Neither should this side be fed. Feeding is seeking out ever increasingly intense porn or enacting the fantasies in compulsive ways with others. This will strengthen the fantasies and lead to the dopamine-based escalation we see in all porn addictions. Porn is like alcohol, gambling, or any vice, okay in moderation, but unhealthy if it fits a pattern of escalation. Unfortunately, today’s porn is very powerful and is more like meth than alcohol. Not only can it lead to wasting lots of time, it can shift sexual tastes. This is different than the imprinting I referenced earlier, this is conditioning. Conditioned responses will reverse if porn is stopped, but imprinted responses are permanent.

This is just an overview, and I will discuss more in future articles about methods for managing sexual imprinting.

3 comments

  1. There are a few interesting parallels of other fetishes and their psychological internalization, especially those described as “autophilic” (“love of oneself as….” or rather arousal by the relation of oneself to certain symbolism)

  2. “Simple acceptance is best. An example of repression would be to attempt to suppress fantasy or deny it. These thoughts should be accepted with curiosity…”
    Yes, the site you linked to is one which, unfortunately, I found long after conquering my porn addiction. The steps they outlined are ones which I simply do naturally now.

    For me, transition is part of the acceptance process. Which is interesting and possibly counter-intuitive (although I think many aspects of being autogynephilic is counter-intuitive), since the changes wrought upon my body by exogenous hormones could be described as “feeding” this aspect of myself. Strangely, it seems to pacify it – for now. The libido-lowering effects of HRT have been immeasurably helpful in accepting the aspects of my transition which are motivated by AG while at the same time not engaging actively in them.

    The concept of the “vandalized love map” makes a certain kind of sense in the context of my autogynephilic sexuality, my sex dysphoria, and my problematic connection to other people intimately. Narcissism and autosexuality play a big part in all of this, and to deny the role of childhood sexual trauma upon what otherwise may have been a more normative path of development would be a great disservice to my future health.

    Certainly, this is a fine line to walk between repression and feeding. Transition seems to be making this line easier to balance upon. However, if I maintained the sex-positive, gender-positive, magical thinking stance I see most other trans engaging in, I would still be watching porn, doing drugs/alcohol, probably having unsafe sex, and that line would be getting thinner and thinner.

    Thanks for doing what you do. Great post. Look forward to more on this topic, really close to home for me.

    1. I am glad you have found something that works for you and is improving your well-being. Reducing testosterone will definately reduce/eliminate any desire for porn. Indeed anti-androgens are often used as the treatment for unwanted sexual compulsions. I always say that if estrogen/ anti-androgens are improving your well-being then they are right for you. It is a complicated issue.

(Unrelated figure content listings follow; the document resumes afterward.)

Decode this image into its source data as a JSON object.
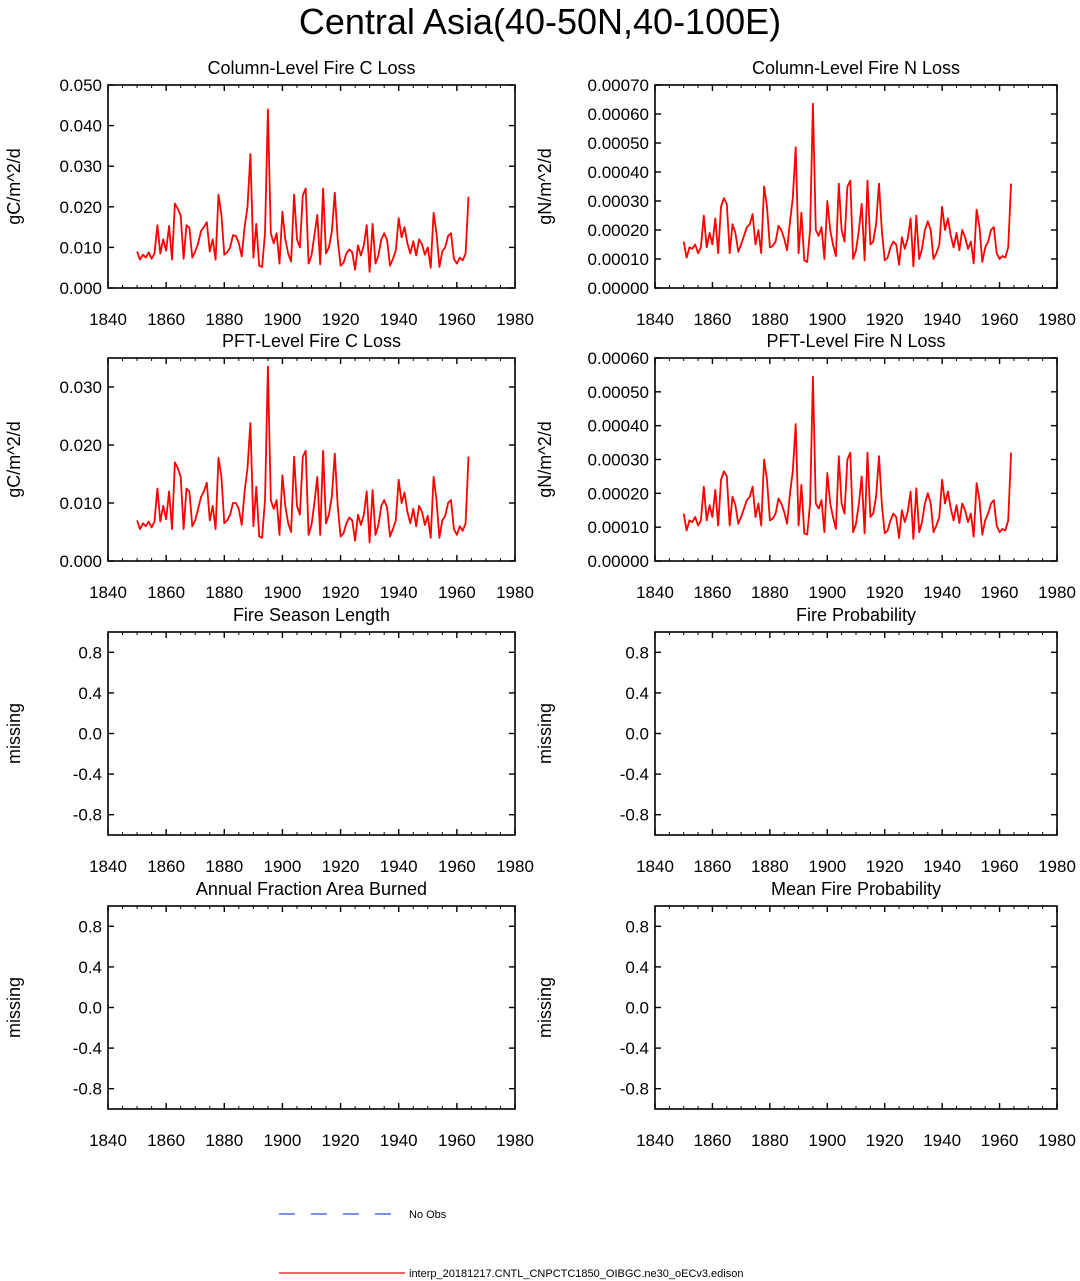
{
  "page": {
    "title": "Central Asia(40-50N,40-100E)"
  },
  "colors": {
    "model_line": "#ff0000",
    "obs_line": "#3050e0",
    "axis": "#000000"
  },
  "legend": {
    "obs_label": "No Obs",
    "model_label": "interp_20181217.CNTL_CNPCTC1850_OIBGC.ne30_oECv3.edison"
  },
  "chart_data": [
    {
      "type": "line",
      "title": "Column-Level Fire C Loss",
      "ylabel": "gC/m^2/d",
      "xlim": [
        1840,
        1980
      ],
      "ylim": [
        0,
        0.05
      ],
      "xticks": [
        1840,
        1860,
        1880,
        1900,
        1920,
        1940,
        1960,
        1980
      ],
      "xtick_labels": [
        "1840",
        "1860",
        "1880",
        "1900",
        "1920",
        "1940",
        "1960",
        "1980"
      ],
      "yticks": [
        0,
        0.01,
        0.02,
        0.03,
        0.04,
        0.05
      ],
      "ytick_labels": [
        "0.000",
        "0.010",
        "0.020",
        "0.030",
        "0.040",
        "0.050"
      ],
      "series": [
        {
          "name": "interp_20181217.CNTL_CNPCTC1850_OIBGC.ne30_oECv3.edison",
          "x_start": 1850,
          "values": [
            0.009,
            0.007,
            0.0082,
            0.0075,
            0.0088,
            0.0072,
            0.0085,
            0.0155,
            0.0085,
            0.012,
            0.0092,
            0.0153,
            0.007,
            0.0208,
            0.0195,
            0.0178,
            0.0072,
            0.0155,
            0.0148,
            0.0075,
            0.009,
            0.011,
            0.014,
            0.015,
            0.0162,
            0.009,
            0.012,
            0.007,
            0.023,
            0.018,
            0.0082,
            0.0088,
            0.01,
            0.013,
            0.0128,
            0.011,
            0.0078,
            0.015,
            0.02,
            0.033,
            0.0075,
            0.0158,
            0.0055,
            0.0052,
            0.0135,
            0.044,
            0.0135,
            0.011,
            0.0135,
            0.006,
            0.0188,
            0.012,
            0.0085,
            0.0065,
            0.023,
            0.012,
            0.01,
            0.0228,
            0.0245,
            0.006,
            0.008,
            0.013,
            0.018,
            0.0058,
            0.0245,
            0.0085,
            0.01,
            0.014,
            0.0235,
            0.012,
            0.0055,
            0.0062,
            0.0085,
            0.0095,
            0.0088,
            0.0045,
            0.0105,
            0.008,
            0.0105,
            0.0155,
            0.004,
            0.0158,
            0.006,
            0.008,
            0.012,
            0.0135,
            0.0118,
            0.0055,
            0.0072,
            0.0092,
            0.0172,
            0.0125,
            0.015,
            0.011,
            0.0085,
            0.0115,
            0.008,
            0.012,
            0.0108,
            0.0082,
            0.01,
            0.005,
            0.0185,
            0.0135,
            0.0052,
            0.009,
            0.01,
            0.0128,
            0.0135,
            0.0072,
            0.006,
            0.0075,
            0.0068,
            0.0085,
            0.0225
          ]
        }
      ]
    },
    {
      "type": "line",
      "title": "Column-Level Fire N Loss",
      "ylabel": "gN/m^2/d",
      "xlim": [
        1840,
        1980
      ],
      "ylim": [
        0,
        0.0007
      ],
      "xticks": [
        1840,
        1860,
        1880,
        1900,
        1920,
        1940,
        1960,
        1980
      ],
      "xtick_labels": [
        "1840",
        "1860",
        "1880",
        "1900",
        "1920",
        "1940",
        "1960",
        "1980"
      ],
      "yticks": [
        0,
        0.0001,
        0.0002,
        0.0003,
        0.0004,
        0.0005,
        0.0006,
        0.0007
      ],
      "ytick_labels": [
        "0.00000",
        "0.00010",
        "0.00020",
        "0.00030",
        "0.00040",
        "0.00050",
        "0.00060",
        "0.00070"
      ],
      "series": [
        {
          "name": "interp_20181217.CNTL_CNPCTC1850_OIBGC.ne30_oECv3.edison",
          "x_start": 1850,
          "values": [
            0.00016,
            0.000105,
            0.00014,
            0.000135,
            0.00015,
            0.00012,
            0.00014,
            0.00025,
            0.00014,
            0.00019,
            0.00015,
            0.00024,
            0.00012,
            0.00028,
            0.00031,
            0.00029,
            0.00012,
            0.00022,
            0.00019,
            0.000125,
            0.00015,
            0.00018,
            0.00021,
            0.00022,
            0.000255,
            0.00015,
            0.0002,
            0.00012,
            0.00035,
            0.00028,
            0.00014,
            0.000145,
            0.00016,
            0.000215,
            0.0002,
            0.00017,
            0.00013,
            0.00023,
            0.00031,
            0.000485,
            0.00012,
            0.00026,
            9.5e-05,
            9e-05,
            0.0002,
            0.000635,
            0.0002,
            0.00018,
            0.00021,
            0.0001,
            0.0003,
            0.0002,
            0.00015,
            0.00011,
            0.00036,
            0.0002,
            0.00016,
            0.00035,
            0.00037,
            0.0001,
            0.00013,
            0.0002,
            0.00029,
            9.5e-05,
            0.00037,
            0.00015,
            0.00016,
            0.00022,
            0.00036,
            0.0002,
            9.5e-05,
            0.000105,
            0.00014,
            0.00016,
            0.00015,
            8e-05,
            0.000175,
            0.000135,
            0.00017,
            0.00024,
            7.5e-05,
            0.00025,
            0.0001,
            0.000135,
            0.0002,
            0.00023,
            0.0002,
            0.0001,
            0.00012,
            0.00015,
            0.00028,
            0.0002,
            0.00024,
            0.00018,
            0.00014,
            0.00019,
            0.00013,
            0.0002,
            0.000175,
            0.000135,
            0.00016,
            8.5e-05,
            0.00027,
            0.00021,
            9e-05,
            0.00014,
            0.00016,
            0.0002,
            0.00021,
            0.00012,
            0.0001,
            0.00011,
            0.000105,
            0.00014,
            0.00036
          ]
        }
      ]
    },
    {
      "type": "line",
      "title": "PFT-Level Fire C Loss",
      "ylabel": "gC/m^2/d",
      "xlim": [
        1840,
        1980
      ],
      "ylim": [
        0,
        0.035
      ],
      "xticks": [
        1840,
        1860,
        1880,
        1900,
        1920,
        1940,
        1960,
        1980
      ],
      "xtick_labels": [
        "1840",
        "1860",
        "1880",
        "1900",
        "1920",
        "1940",
        "1960",
        "1980"
      ],
      "yticks": [
        0,
        0.01,
        0.02,
        0.03
      ],
      "ytick_labels": [
        "0.000",
        "0.010",
        "0.020",
        "0.030"
      ],
      "series": [
        {
          "name": "interp_20181217.CNTL_CNPCTC1850_OIBGC.ne30_oECv3.edison",
          "x_start": 1850,
          "values": [
            0.007,
            0.0055,
            0.0065,
            0.006,
            0.0068,
            0.0058,
            0.0068,
            0.0125,
            0.0068,
            0.0095,
            0.0072,
            0.012,
            0.0055,
            0.017,
            0.016,
            0.0145,
            0.0055,
            0.0125,
            0.012,
            0.006,
            0.007,
            0.009,
            0.011,
            0.012,
            0.0135,
            0.007,
            0.0095,
            0.0055,
            0.0178,
            0.0145,
            0.0065,
            0.007,
            0.008,
            0.01,
            0.01,
            0.009,
            0.0062,
            0.012,
            0.016,
            0.0238,
            0.006,
            0.0128,
            0.0042,
            0.004,
            0.0105,
            0.0335,
            0.0105,
            0.009,
            0.0105,
            0.0045,
            0.0148,
            0.0095,
            0.0065,
            0.005,
            0.018,
            0.0095,
            0.008,
            0.018,
            0.019,
            0.0045,
            0.0062,
            0.01,
            0.0145,
            0.0045,
            0.019,
            0.0065,
            0.008,
            0.0112,
            0.0185,
            0.0095,
            0.0042,
            0.0048,
            0.0065,
            0.0075,
            0.007,
            0.0035,
            0.008,
            0.0062,
            0.008,
            0.012,
            0.0032,
            0.0122,
            0.0045,
            0.0062,
            0.0095,
            0.0105,
            0.0092,
            0.0042,
            0.0055,
            0.007,
            0.014,
            0.01,
            0.0118,
            0.0085,
            0.0065,
            0.009,
            0.006,
            0.0095,
            0.0085,
            0.0062,
            0.0078,
            0.004,
            0.0145,
            0.0105,
            0.004,
            0.007,
            0.0078,
            0.01,
            0.0105,
            0.0055,
            0.0045,
            0.006,
            0.0052,
            0.0065,
            0.018
          ]
        }
      ]
    },
    {
      "type": "line",
      "title": "PFT-Level Fire N Loss",
      "ylabel": "gN/m^2/d",
      "xlim": [
        1840,
        1980
      ],
      "ylim": [
        0,
        0.0006
      ],
      "xticks": [
        1840,
        1860,
        1880,
        1900,
        1920,
        1940,
        1960,
        1980
      ],
      "xtick_labels": [
        "1840",
        "1860",
        "1880",
        "1900",
        "1920",
        "1940",
        "1960",
        "1980"
      ],
      "yticks": [
        0,
        0.0001,
        0.0002,
        0.0003,
        0.0004,
        0.0005,
        0.0006
      ],
      "ytick_labels": [
        "0.00000",
        "0.00010",
        "0.00020",
        "0.00030",
        "0.00040",
        "0.00050",
        "0.00060"
      ],
      "series": [
        {
          "name": "interp_20181217.CNTL_CNPCTC1850_OIBGC.ne30_oECv3.edison",
          "x_start": 1850,
          "values": [
            0.00014,
            9e-05,
            0.00012,
            0.000115,
            0.00013,
            0.000105,
            0.00012,
            0.00022,
            0.00012,
            0.000165,
            0.00013,
            0.00021,
            0.000105,
            0.00024,
            0.000265,
            0.00025,
            0.000105,
            0.00019,
            0.000165,
            0.00011,
            0.00013,
            0.000155,
            0.00018,
            0.00019,
            0.00022,
            0.00013,
            0.00017,
            0.000105,
            0.0003,
            0.00024,
            0.00012,
            0.000125,
            0.00014,
            0.000185,
            0.00017,
            0.000145,
            0.00011,
            0.0002,
            0.000265,
            0.000405,
            0.000105,
            0.000225,
            8.2e-05,
            7.8e-05,
            0.00017,
            0.000545,
            0.00017,
            0.000155,
            0.00018,
            8.5e-05,
            0.00026,
            0.00017,
            0.00013,
            9.5e-05,
            0.00031,
            0.00017,
            0.00014,
            0.0003,
            0.00032,
            8.5e-05,
            0.00011,
            0.00017,
            0.00025,
            8.2e-05,
            0.00032,
            0.00013,
            0.00014,
            0.00019,
            0.00031,
            0.00017,
            8.2e-05,
            9e-05,
            0.00012,
            0.00014,
            0.00013,
            6.8e-05,
            0.00015,
            0.000115,
            0.000145,
            0.000205,
            6.5e-05,
            0.000215,
            8.5e-05,
            0.000115,
            0.00017,
            0.0002,
            0.00017,
            8.5e-05,
            0.000105,
            0.00013,
            0.00024,
            0.00017,
            0.000205,
            0.000155,
            0.00012,
            0.000165,
            0.000112,
            0.00017,
            0.00015,
            0.000115,
            0.00014,
            7.2e-05,
            0.00023,
            0.00018,
            7.8e-05,
            0.00012,
            0.00014,
            0.00017,
            0.00018,
            0.000105,
            8.5e-05,
            9.5e-05,
            9e-05,
            0.00012,
            0.00032
          ]
        }
      ]
    },
    {
      "type": "line",
      "title": "Fire Season Length",
      "ylabel": "missing",
      "xlim": [
        1840,
        1980
      ],
      "ylim": [
        -1,
        1
      ],
      "xticks": [
        1840,
        1860,
        1880,
        1900,
        1920,
        1940,
        1960,
        1980
      ],
      "xtick_labels": [
        "1840",
        "1860",
        "1880",
        "1900",
        "1920",
        "1940",
        "1960",
        "1980"
      ],
      "yticks": [
        -0.8,
        -0.4,
        0,
        0.4,
        0.8
      ],
      "ytick_labels": [
        "-0.8",
        "-0.4",
        "0.0",
        "0.4",
        "0.8"
      ],
      "series": []
    },
    {
      "type": "line",
      "title": "Fire Probability",
      "ylabel": "missing",
      "xlim": [
        1840,
        1980
      ],
      "ylim": [
        -1,
        1
      ],
      "xticks": [
        1840,
        1860,
        1880,
        1900,
        1920,
        1940,
        1960,
        1980
      ],
      "xtick_labels": [
        "1840",
        "1860",
        "1880",
        "1900",
        "1920",
        "1940",
        "1960",
        "1980"
      ],
      "yticks": [
        -0.8,
        -0.4,
        0,
        0.4,
        0.8
      ],
      "ytick_labels": [
        "-0.8",
        "-0.4",
        "0.0",
        "0.4",
        "0.8"
      ],
      "series": []
    },
    {
      "type": "line",
      "title": "Annual Fraction Area Burned",
      "ylabel": "missing",
      "xlim": [
        1840,
        1980
      ],
      "ylim": [
        -1,
        1
      ],
      "xticks": [
        1840,
        1860,
        1880,
        1900,
        1920,
        1940,
        1960,
        1980
      ],
      "xtick_labels": [
        "1840",
        "1860",
        "1880",
        "1900",
        "1920",
        "1940",
        "1960",
        "1980"
      ],
      "yticks": [
        -0.8,
        -0.4,
        0,
        0.4,
        0.8
      ],
      "ytick_labels": [
        "-0.8",
        "-0.4",
        "0.0",
        "0.4",
        "0.8"
      ],
      "series": []
    },
    {
      "type": "line",
      "title": "Mean Fire Probability",
      "ylabel": "missing",
      "xlim": [
        1840,
        1980
      ],
      "ylim": [
        -1,
        1
      ],
      "xticks": [
        1840,
        1860,
        1880,
        1900,
        1920,
        1940,
        1960,
        1980
      ],
      "xtick_labels": [
        "1840",
        "1860",
        "1880",
        "1900",
        "1920",
        "1940",
        "1960",
        "1980"
      ],
      "yticks": [
        -0.8,
        -0.4,
        0,
        0.4,
        0.8
      ],
      "ytick_labels": [
        "-0.8",
        "-0.4",
        "0.0",
        "0.4",
        "0.8"
      ],
      "series": []
    }
  ]
}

      Narcissism plays an important role as well, I feel my real journey has been a 20 year log slow, gradual recovery from narcissism into health. Really the gender issues were secondary to that. Learning how to connect to others and not be caught in a loop with my own reflection was my whole journey.

      Thanks for the reply, you seem to have a good heart and a commitment to self-growth. That is very powerful.